Auto-Encoding Variatonal Bayes (@ ICLR 2014)

Diederik P Kingma, Max Welling

Link

This is the paper that introduced the now classical Variational Auto-Encoder. Not all points of the derivations are clear to me at this point, but the main idea is easy to understand. The goal is to train a generative model from an unlabeled dataset (e.g. of images of faces). On the surface, auto-encoders could be used for that: we train an encoder $\phi(x)$ and a decoder that reconstructs $x$ from $\phi(x)$. Now if we sample a random vector in $\phi$ space, and use the decoder, we should get an image. Unfortunately, we do not know what distribution to sample from, and these representation spaces do not necessarily behave uniformly. So the idea of the Auto-Encoding Variational Bayes is to force a certain distribution in the representations (e.g. standard Gaussian). So what $\phi(x)$ gives is the parameters (mean and variances) of the gaussians that $x$ was sampled from. Given those, we now sample a vector using those parameters, and use the decoder to reconstruct the input.
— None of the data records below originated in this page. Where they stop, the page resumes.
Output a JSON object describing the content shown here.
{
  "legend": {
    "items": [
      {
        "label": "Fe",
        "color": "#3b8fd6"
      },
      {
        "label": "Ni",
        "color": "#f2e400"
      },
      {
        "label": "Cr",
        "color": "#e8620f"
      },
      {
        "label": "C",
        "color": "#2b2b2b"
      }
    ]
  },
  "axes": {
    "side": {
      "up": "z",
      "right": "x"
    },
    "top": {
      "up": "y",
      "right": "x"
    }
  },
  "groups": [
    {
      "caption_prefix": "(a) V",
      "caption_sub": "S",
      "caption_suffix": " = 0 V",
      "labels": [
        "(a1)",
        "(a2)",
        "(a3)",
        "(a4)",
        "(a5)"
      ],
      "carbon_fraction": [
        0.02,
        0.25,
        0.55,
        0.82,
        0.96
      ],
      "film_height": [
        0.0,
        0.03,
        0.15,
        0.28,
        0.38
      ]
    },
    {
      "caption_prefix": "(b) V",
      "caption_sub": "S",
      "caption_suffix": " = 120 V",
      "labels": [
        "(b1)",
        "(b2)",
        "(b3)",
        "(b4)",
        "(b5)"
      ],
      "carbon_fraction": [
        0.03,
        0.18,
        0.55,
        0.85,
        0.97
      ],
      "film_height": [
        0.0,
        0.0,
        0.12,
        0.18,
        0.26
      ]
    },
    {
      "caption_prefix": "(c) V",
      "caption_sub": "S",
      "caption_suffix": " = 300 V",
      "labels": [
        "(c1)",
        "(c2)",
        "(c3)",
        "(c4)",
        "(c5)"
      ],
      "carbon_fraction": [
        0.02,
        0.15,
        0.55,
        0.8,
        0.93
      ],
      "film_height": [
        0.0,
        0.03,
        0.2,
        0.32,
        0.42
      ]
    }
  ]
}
That almost works, except that the sampling step is discrete, and we can't backpropagate through it. Here comes the famous reparameterization trick. Instead of using $\phi(x)$ directly as the parameters to sample from, we just notice that a gaussian with mean $\mu$ and variance $\sigma^2$ can be reparameterized as a standard gaussian plus $\mu$ times $\sigma$. So now we can sample from a standard gaussian, and then given $\phi(x)$, we multiply it by $\sigma$ and add $\mu$ to obtain the input to the decoder. Now we can backpropagate and train the model end-to-end.

Qualitatively, in the faces dataset, they find features in the representation that correspond to several interpretable concepts, like the left-right orientation of the face, and how much is it smiling. The main problem with VAEs is that it's been harder to produce high-quality outputs with thems. It seems GANs had way more success on that end, though one could argue they're less statistically principled than VAEs.